Os socorristas constataram que a vítima se encontrava em parada cardiorrespiratória. Após a realização de manobras de reanimação, Caíque respondeu aos estímulos, voltou a respirar e foi estabilizado para o transporte. Mesmo com a retomada dos batimentos, o quadro era considerado grave, e a equipe médica o encaminhou com urgência ao Hospital Auxiliadora, unidade de referência na cidade.
Policiais militares da Rádio Patrulha estiveram no endereço para coletar informações preliminares. Amigos e conhecidos revelaram que Caíque havia se separado recentemente e que se deslocara a Três Lagoas para participar de uma audiência no Fórum da comarca. Eles também afirmaram não ter percebido indicativos de sofrimento emocional que pudessem sugerir um comportamento autodestrutivo.
No entanto, moradores da região comentaram que a vítima possivelmente teria gravado e publicado um vídeo em uma rede social pouco antes do disparo, levantando a hipótese de tentativa de autoextermínio. Essa versão não pôde ser confirmada: nenhuma gravação foi entregue às autoridades, e nenhuma arma de fogo foi encontrada no apartamento após a chegada dos policiais. A ausência do suposto armamento e do registro em vídeo impede qualquer conclusão sobre a dinâmica do fato até o momento.
Além do amigo que saiu para comprar as bebidas, estavam no imóvel uma mulher e outra pessoa que, segundo testemunhas, foi uma das primeiras a entrar no apartamento depois de ouvir o barulho. Os três foram conduzidos à 3ª Delegacia de Polícia Civil para prestar depoimento. O conteúdo das declarações não foi divulgado, e todos foram liberados após os esclarecimentos iniciais.
A perícia técnica e a Polícia Civil não foram acionadas durante o atendimento do Samu, e o local onde Caíque foi encontrado não ficou preservado. Essa circunstância pode dificultar eventuais exames que venham a ser solicitados caso surjam novos elementos indicativos de crime ou de outra linha investigativa. Até a última atualização, não havia confirmação sobre reconstituição do cenário nem previsão de vistoria técnica posterior.
Com o instrumento do disparo fora de circulação e nenhum registro audiovisual confirmado, as autoridades dependem dos depoimentos das pessoas que estavam no entorno para avançar na apuração. A Polícia Militar encaminhou um relatório preliminar à Polícia Civil, que deverá decidir sobre a abertura de inquérito, pendente de mais detalhes clínicos fornecidos pelo Hospital Auxiliadora e dos esclarecimentos reunidos nos depoimentos.

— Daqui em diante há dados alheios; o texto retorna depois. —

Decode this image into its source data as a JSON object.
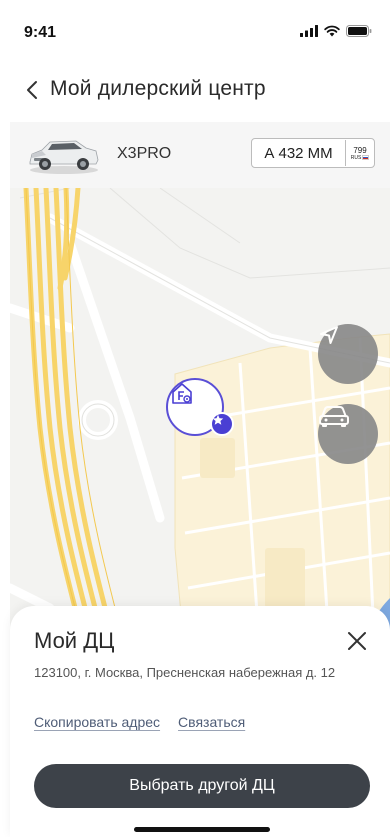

O estado de saúde de Caíque de Oliveira da Silva permanecia crítico. A equipe médica responsável não divulgou boletim detalhado, limitando-se a informar que o paciente prosseguia sob cuidados intensivos e necessitava de monitoramento constante. Não houve confirmação sobre a necessidade de cirurgia neurológica.
Até o momento, continua incerta a origem do disparo, bem como o paradeiro da arma utilizada. Os investigadores não descartam nenhuma possibilidade, incluindo tentativa de suicídio, disparo acidental ou participação de terceiros. Novos desdobramentos dependem da coleta de provas adicionais e dos resultados dos interrogatórios formais que ainda poderão ocorrer.
A reportagem seguirá acompanhando o caso para atualizar informações sobre a evolução clínica da vítima e eventuais definições quanto à linha de investigação adotada pelas autoridades em Três Lagoas.